Formaldehyde is among the most known carcinogens. Some of the construction materials that contain this substance include plywood, polyurethane foam insulation, paper products, and carpets.
Exposure to the chemical causes irritation to your mucous membranes. Workers may also experience asthma-like respiratory problems and skin issues. Itching and dermatitis can also occur.
Flame retardants are chemicals that inhibit the start or spread of fire. As you can probably imagine, these substances are in high demand. Some of the construction materials that contain flame retardants include thermal insulation boards.
Unfortunately, these chemicals can cause a variety of serious health problems. Flame retardants have been proven to cause cancer, endocrine disruption, and birth defects.
Mitigating the Risk of Exposure
Now that you know how devastating exposure to chemicals in the construction site can be, it’s time to look at some practical ways to reduce the risk. Here are four suggestions to get you started.
Focus on the Unseen Threat
Conducting frequent site safety regulations is part of employer diligence. Unfortunately, many of these inspections focus only on physical hazards. The unseen threats from chemical exposure are largely ignored.
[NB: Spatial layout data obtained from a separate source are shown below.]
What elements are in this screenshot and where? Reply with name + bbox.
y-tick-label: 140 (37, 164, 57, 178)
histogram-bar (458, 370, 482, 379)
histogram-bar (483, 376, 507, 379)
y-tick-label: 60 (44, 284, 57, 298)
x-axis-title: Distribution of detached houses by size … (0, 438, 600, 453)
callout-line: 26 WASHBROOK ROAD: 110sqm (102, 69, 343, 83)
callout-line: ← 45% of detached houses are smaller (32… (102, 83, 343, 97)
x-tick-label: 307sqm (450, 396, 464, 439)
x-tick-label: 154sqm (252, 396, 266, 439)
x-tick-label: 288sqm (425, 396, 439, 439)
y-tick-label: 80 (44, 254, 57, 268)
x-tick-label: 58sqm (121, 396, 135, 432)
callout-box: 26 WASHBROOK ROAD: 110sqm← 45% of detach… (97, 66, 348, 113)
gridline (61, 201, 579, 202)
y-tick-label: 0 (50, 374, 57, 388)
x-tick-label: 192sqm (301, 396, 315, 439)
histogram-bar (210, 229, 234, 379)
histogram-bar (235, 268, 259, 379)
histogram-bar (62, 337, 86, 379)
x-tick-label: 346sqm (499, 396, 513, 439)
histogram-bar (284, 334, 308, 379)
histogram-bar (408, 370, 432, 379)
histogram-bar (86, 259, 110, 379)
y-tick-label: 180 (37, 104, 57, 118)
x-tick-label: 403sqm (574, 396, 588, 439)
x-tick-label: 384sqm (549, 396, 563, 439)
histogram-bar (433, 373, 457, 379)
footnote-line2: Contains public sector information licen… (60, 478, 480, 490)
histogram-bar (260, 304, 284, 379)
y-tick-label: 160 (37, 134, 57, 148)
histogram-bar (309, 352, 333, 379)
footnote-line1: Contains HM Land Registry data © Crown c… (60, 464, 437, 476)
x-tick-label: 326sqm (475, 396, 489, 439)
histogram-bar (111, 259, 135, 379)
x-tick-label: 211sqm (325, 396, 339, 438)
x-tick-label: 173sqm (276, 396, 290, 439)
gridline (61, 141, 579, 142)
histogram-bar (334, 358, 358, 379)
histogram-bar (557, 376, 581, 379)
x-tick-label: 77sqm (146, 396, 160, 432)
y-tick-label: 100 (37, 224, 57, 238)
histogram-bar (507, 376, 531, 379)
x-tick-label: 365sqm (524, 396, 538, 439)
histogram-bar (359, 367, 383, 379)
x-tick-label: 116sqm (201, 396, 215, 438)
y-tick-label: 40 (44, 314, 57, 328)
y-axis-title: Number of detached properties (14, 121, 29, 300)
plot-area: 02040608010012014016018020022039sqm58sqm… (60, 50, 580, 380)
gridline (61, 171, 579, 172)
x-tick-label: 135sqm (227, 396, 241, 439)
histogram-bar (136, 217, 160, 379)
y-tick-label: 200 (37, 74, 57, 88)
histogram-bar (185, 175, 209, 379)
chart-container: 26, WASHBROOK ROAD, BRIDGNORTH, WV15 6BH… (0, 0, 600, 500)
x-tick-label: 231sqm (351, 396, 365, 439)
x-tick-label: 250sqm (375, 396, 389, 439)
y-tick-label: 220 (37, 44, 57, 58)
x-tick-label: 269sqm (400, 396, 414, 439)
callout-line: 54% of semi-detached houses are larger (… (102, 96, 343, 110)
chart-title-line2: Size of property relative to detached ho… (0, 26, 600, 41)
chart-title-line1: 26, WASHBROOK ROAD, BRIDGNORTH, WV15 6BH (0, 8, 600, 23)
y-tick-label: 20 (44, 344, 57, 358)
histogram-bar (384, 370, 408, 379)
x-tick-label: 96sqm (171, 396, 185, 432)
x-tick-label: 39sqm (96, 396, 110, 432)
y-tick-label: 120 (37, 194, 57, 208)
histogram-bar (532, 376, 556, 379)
As the site manager, you need to come up with a way to test and identify potential chemical threats. This way, you can take action to prevent potential injury or illness as a result of exposure.
Offer Staff Training
Another effective way to reduce staff exposure is by providing employee training on safety protocols. The training makes workers aware of the potential health risks associated with the materials they’re dealing with. You also get to equip them on how to protect themselves from hazardous chemicals.
Provide Personal Protective Equipment (PPE)
Whenever workers are handling chemical substances, they need special PPE. Such equipment helps keep their eyes, faces, and other parts of their bodies safe from the substances. They also protect the workers from inhaling the fumes produced during the chemical reaction of the substances.
Handle Spills Immediately
The threat of exposure is increased when spills occur on the construction site. Some of the substances that may spill include oil, diesel, paint, solvents, and many more. Most of these substances contain chemicals that can harm people and the environment.
Always arm yourself with an effective response plan. Investing in a spill kit is a good place to start. Where the spill is major, alert a chemical spill response expert to take care of it.
Manage Exposure to Hazardous Chemicals in Your Construction Sites
Construction sites can be highly dangerous, with many workers risking chemical exposure day in and day out. Some of these chemicals can cause serious health conditions, some of which are fatal. It’s why you need to arm yourself and your workers with the right information and tools to mitigate these threats.